Thursday was Jim Carrey day, and I must say that I'm on the fence about this guy. He was great on In Living Color, (I defy you to watch a Fire Marshall Bill sketch and not laugh) but his frenetic energy got on my very last gay nerve in Ace Ventura, Pet Detective, and has lived there ever since. I also blame him for subjecting us to Cameron Diaz, casting her in The Mask and launching her career. Fuck you Jim Carrey! There were fans at the windows when I got to the studio, but it didn't matter. In a stroke of comedic brilliance or mad egotism depending on your point of view, Jim stood on the ledge in the window, frozen like a statue with the face of a madman, for about ten minutes. Frozen. Like a statue. Only blinking, but not moving. It was incredible and slightly uncomfortable to see. But I got a good picture and didn't have to wait through the interview or go to the barricade, so there you go.
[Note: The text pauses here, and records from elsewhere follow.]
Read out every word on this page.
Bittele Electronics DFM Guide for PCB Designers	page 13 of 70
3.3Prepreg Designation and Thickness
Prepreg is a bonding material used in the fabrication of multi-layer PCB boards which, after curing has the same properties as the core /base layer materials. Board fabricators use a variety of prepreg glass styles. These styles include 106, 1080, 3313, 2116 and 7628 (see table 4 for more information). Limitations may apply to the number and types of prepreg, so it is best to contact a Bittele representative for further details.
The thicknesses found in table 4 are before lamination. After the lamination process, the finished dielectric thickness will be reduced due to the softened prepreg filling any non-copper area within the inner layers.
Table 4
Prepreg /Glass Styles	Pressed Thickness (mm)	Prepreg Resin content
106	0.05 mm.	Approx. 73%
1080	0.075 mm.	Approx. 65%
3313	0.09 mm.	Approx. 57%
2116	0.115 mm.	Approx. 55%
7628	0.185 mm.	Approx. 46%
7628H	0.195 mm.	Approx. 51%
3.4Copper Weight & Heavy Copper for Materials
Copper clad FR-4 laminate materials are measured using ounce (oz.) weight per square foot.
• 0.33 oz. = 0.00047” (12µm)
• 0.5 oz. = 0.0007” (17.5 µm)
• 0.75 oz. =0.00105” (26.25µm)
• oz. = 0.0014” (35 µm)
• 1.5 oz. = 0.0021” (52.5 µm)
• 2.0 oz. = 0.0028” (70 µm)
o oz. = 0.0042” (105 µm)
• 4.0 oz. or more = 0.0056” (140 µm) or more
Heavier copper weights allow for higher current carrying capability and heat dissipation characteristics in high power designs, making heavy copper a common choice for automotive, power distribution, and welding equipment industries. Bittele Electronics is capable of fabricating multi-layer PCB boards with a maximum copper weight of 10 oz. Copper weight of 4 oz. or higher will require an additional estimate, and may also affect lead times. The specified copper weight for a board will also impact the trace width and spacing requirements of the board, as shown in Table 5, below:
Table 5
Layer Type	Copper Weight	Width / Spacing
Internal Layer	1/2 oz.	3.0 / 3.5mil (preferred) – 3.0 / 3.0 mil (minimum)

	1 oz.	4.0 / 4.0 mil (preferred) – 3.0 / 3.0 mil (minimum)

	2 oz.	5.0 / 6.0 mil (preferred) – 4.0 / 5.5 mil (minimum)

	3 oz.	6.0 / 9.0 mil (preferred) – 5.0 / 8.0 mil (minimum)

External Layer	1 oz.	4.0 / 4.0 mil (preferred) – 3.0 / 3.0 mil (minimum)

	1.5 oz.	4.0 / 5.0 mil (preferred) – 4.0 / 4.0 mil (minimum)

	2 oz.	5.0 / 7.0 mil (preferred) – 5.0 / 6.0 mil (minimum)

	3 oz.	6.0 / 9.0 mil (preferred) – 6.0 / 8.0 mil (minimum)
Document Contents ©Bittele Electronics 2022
Friday was Steve Buscemi's turn to promote, and what a let down he was. He was already in the studio by the time I arrived, and there were tons of fans in the window, so finding an angle to shoot him was a little tricky. I finally settled on the far corner, completely diagonal to the chairs and about as far away from the action as you can get without being across the street at Toys-R-Us. It's where middle America is always standing when Sam Champion comes out to do the weather and ask some lucky middle-aged woman in sweat pants and a bad bob where she's from even though the neon pink sign in her hand clearly says Wichita and all her friends back home pretend to be excited for her but really just want to poke her through the eye with a salad fork when she brags about it at the church social the following Sunday. Thank God for a strong zoom lens.